Alassane était le frère aîné et infiniment admiré de Balewell, parti pour les États-Unis dès l'âge de vingt ans et avalé là-bas par la grosse bouche sentencieuse de la Banque mondiale. C'était lui, notre Père Noël le plus fréquent, inépuisable offreur de cadeaux, hélas toujours enrobés de très irritants et lancinants conseils : « Pourquoi ne pas agrandir vos périmètres irrigués ? Si j'étais vous, j'arrêterais immédiatement de procréer. Quand je pense que vous n'utilisez pas la richesse infinie de votre énergie solaire… » Exhortations d'autant plus insupportables qu'il n'était jamais, pas une fois, revenu au pays, même pas, honte sur lui, pour notre mariage ! Nos chers microbes tropicaux le terrorisaient trop : « Comment se portent vos maladies d'un autre âge ? Si vous voulez accroître vos recettes touristiques (en d'autres termes, si vous voulez avoir une chance de recevoir ma visite), commencez par mieux laver vos légumes et par assécher vos flaques d'eau croupie… »

Quelle torturante nostalgie peule avait pu inspirer ce haut fonctionnaire à Washington – demeure américaine, femme américaine, voiture américaine, cravate américaine –, quelle honte d'avoir abandonné l'Afrique avait pu lui dicter d'offrir un ersatz, une maquette, un futur de troupeau à son petit frère ? Rêvait-il de vaches lors de ses réunions à la Banque mondiale ? Dessinait-il des naseaux, des cornes et des pis en marge des papiers officiels, sur les rapports d'« ajustements structurels », sur les « recommandations instantes d'éradication de la corruption » ?

J'imaginais que, la nuit, à côté de sa blonde endormie, qui ne sentait plus rien du tout depuis qu'elle avait arrêté de fumeret qu'une armée de savons, de gels, de bâtonnets et autres vaporisateurs l'aidaient dans sa lutte farouche contre l'Ennemi (le peuple maudit et toujours renaissant des odeurs intimes), il récitait à voix basse des hymnes à la vache, semblables à ceux que Balewell m'avait appris :

 

Mes vaches aux fleuves se rivent.

Elles m'attachent, me détachent.

Elles m'enferment, elles m’oppressent:

Nous nous rencontrons, je les appelle !

Nul ne les apprivoise, excepté moi

Elles contournent la colline, recontournent la colline.

Elles sont soignées comme un étang rarissime.

 

— Tu me parles, grommelait l'Américaine, are you talking to me ?

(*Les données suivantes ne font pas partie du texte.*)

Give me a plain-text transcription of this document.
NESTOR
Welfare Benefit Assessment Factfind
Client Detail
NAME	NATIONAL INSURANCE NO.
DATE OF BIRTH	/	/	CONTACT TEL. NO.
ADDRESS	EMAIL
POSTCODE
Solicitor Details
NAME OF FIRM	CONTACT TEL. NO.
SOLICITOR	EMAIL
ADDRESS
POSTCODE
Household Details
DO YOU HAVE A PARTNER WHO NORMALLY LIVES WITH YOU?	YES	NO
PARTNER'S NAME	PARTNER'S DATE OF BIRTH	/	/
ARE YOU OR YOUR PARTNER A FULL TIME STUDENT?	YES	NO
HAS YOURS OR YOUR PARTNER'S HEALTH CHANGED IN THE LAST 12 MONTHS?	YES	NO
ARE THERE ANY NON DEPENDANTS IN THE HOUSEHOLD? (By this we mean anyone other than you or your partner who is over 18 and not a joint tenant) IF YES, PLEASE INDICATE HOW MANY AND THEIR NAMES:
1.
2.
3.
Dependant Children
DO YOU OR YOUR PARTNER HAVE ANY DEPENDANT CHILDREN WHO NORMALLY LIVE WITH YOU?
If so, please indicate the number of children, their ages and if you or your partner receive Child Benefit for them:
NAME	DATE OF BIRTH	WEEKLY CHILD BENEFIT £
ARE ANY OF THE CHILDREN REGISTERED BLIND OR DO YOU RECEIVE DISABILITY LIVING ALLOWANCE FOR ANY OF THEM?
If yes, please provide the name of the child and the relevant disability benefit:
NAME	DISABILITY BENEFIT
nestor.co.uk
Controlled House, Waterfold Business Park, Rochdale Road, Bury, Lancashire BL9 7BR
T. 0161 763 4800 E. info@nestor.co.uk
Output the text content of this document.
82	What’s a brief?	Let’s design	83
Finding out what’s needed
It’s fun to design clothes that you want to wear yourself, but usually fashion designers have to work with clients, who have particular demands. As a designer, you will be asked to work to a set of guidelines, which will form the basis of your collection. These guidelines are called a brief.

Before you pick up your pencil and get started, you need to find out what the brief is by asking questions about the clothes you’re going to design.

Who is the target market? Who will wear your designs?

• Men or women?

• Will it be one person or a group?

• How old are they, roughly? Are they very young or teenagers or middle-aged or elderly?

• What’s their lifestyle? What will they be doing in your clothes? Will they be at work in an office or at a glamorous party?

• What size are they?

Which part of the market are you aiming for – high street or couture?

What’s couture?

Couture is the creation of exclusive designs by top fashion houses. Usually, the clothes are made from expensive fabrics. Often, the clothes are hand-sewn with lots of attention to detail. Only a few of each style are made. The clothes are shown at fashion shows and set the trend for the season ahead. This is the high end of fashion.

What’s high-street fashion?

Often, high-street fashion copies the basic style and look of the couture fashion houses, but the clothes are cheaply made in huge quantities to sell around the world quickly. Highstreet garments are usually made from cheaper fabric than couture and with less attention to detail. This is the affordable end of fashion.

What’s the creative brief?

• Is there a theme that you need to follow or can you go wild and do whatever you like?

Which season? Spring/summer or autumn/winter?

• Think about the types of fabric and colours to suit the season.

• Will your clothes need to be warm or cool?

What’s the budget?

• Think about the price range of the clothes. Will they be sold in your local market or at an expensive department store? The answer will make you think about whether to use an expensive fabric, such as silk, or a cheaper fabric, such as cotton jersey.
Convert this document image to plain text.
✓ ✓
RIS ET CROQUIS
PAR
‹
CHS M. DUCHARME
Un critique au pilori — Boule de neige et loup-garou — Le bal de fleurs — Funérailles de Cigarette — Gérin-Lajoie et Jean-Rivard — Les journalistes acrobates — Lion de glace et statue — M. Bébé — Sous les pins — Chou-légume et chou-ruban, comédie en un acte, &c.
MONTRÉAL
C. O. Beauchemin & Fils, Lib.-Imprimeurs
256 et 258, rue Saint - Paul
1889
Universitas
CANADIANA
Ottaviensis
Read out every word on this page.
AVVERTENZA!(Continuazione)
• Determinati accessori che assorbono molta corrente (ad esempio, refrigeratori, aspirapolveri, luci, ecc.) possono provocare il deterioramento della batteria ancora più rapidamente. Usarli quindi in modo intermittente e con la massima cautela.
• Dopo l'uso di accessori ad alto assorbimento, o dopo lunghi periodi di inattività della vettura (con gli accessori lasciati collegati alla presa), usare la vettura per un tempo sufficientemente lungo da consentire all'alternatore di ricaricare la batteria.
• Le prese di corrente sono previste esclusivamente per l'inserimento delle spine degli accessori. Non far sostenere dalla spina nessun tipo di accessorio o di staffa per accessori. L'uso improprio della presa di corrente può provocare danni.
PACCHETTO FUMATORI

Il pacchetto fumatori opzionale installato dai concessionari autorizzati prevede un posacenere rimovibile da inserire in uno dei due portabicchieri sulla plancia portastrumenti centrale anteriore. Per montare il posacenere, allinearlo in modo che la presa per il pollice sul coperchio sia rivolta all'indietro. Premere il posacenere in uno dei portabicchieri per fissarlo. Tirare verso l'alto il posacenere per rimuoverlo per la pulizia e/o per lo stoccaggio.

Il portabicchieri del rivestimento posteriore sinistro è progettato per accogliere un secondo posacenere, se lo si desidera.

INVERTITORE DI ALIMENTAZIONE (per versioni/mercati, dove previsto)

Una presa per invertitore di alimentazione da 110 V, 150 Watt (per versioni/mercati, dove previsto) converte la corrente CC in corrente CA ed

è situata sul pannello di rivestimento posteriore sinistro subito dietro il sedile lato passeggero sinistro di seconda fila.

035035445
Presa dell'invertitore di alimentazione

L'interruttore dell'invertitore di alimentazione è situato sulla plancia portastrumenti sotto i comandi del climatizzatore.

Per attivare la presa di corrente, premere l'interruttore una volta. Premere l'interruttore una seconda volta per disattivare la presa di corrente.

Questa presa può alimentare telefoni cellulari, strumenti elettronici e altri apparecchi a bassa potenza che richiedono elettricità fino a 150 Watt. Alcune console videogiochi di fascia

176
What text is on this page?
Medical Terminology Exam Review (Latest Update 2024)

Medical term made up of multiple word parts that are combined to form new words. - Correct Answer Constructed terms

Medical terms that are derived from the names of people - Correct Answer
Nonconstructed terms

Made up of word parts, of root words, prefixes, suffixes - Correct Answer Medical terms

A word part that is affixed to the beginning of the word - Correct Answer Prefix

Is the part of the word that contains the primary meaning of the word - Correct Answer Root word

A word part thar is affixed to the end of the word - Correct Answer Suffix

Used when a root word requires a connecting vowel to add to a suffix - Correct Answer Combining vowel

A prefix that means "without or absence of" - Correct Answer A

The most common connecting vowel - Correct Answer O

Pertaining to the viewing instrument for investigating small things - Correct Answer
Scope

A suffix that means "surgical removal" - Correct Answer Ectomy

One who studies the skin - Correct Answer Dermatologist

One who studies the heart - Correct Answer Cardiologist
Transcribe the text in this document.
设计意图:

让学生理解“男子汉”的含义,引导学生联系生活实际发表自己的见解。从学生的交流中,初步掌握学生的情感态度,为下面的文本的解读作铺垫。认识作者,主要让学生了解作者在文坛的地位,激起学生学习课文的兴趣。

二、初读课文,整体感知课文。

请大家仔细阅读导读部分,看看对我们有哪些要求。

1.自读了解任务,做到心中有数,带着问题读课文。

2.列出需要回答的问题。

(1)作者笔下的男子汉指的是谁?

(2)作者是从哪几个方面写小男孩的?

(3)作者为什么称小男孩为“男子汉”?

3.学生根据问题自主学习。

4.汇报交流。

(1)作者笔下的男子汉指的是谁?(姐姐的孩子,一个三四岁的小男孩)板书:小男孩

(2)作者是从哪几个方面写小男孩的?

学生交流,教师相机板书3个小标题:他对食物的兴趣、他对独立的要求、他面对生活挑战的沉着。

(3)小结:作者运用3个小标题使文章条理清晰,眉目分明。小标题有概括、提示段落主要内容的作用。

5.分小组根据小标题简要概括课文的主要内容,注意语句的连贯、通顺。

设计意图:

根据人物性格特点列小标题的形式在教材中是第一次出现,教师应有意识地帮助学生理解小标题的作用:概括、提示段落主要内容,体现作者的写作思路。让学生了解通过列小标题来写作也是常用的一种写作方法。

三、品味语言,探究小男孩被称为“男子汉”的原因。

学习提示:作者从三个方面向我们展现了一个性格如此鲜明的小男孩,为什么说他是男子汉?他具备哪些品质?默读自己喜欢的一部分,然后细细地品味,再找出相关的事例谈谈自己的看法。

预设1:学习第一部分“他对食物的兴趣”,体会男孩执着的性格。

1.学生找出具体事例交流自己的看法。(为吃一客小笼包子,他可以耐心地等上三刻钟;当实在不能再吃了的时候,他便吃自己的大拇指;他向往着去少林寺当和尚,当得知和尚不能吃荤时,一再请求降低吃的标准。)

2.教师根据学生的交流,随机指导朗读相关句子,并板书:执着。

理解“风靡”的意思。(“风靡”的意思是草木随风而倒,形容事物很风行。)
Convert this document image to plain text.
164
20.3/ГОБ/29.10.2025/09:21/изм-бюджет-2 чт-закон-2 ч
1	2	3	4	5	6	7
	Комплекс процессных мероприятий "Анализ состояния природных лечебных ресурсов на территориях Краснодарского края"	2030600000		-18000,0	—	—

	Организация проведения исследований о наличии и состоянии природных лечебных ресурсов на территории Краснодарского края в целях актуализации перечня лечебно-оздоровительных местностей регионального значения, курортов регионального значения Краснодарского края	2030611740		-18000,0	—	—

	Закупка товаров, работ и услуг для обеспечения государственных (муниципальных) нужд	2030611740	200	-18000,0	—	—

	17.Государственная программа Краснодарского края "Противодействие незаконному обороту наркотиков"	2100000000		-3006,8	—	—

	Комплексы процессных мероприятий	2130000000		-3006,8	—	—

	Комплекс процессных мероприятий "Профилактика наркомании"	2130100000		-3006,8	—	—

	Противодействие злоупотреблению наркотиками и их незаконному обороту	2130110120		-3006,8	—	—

— Dors,darling, everything is all right.

Est-ce qu'un homme élevé dans l'adoration des vaches peut un beau jour aimer de véritable amour une blonde inodore ? Je laisse ouverte la question, craignant que, du fait de ma couleur de peau, de cheveux et de toisons intimes, on me juge de parti pris.

 

On peut s'étonner de l'enthousiasme qui soudain saisit les Bâ. Nos vaches, fécondées par les gros canadiens, vont donner davantage : trente-cinq à quarante-cinq pour cent pour le lait, cinquante à soixante pour cent pour la viande, c'est garanti par le prospectus. Nous allons devenir riches. Le Mali va sortir une bonne fois de la famine. Nous allons avoir une Mercedes. Oh, merci, Alassane !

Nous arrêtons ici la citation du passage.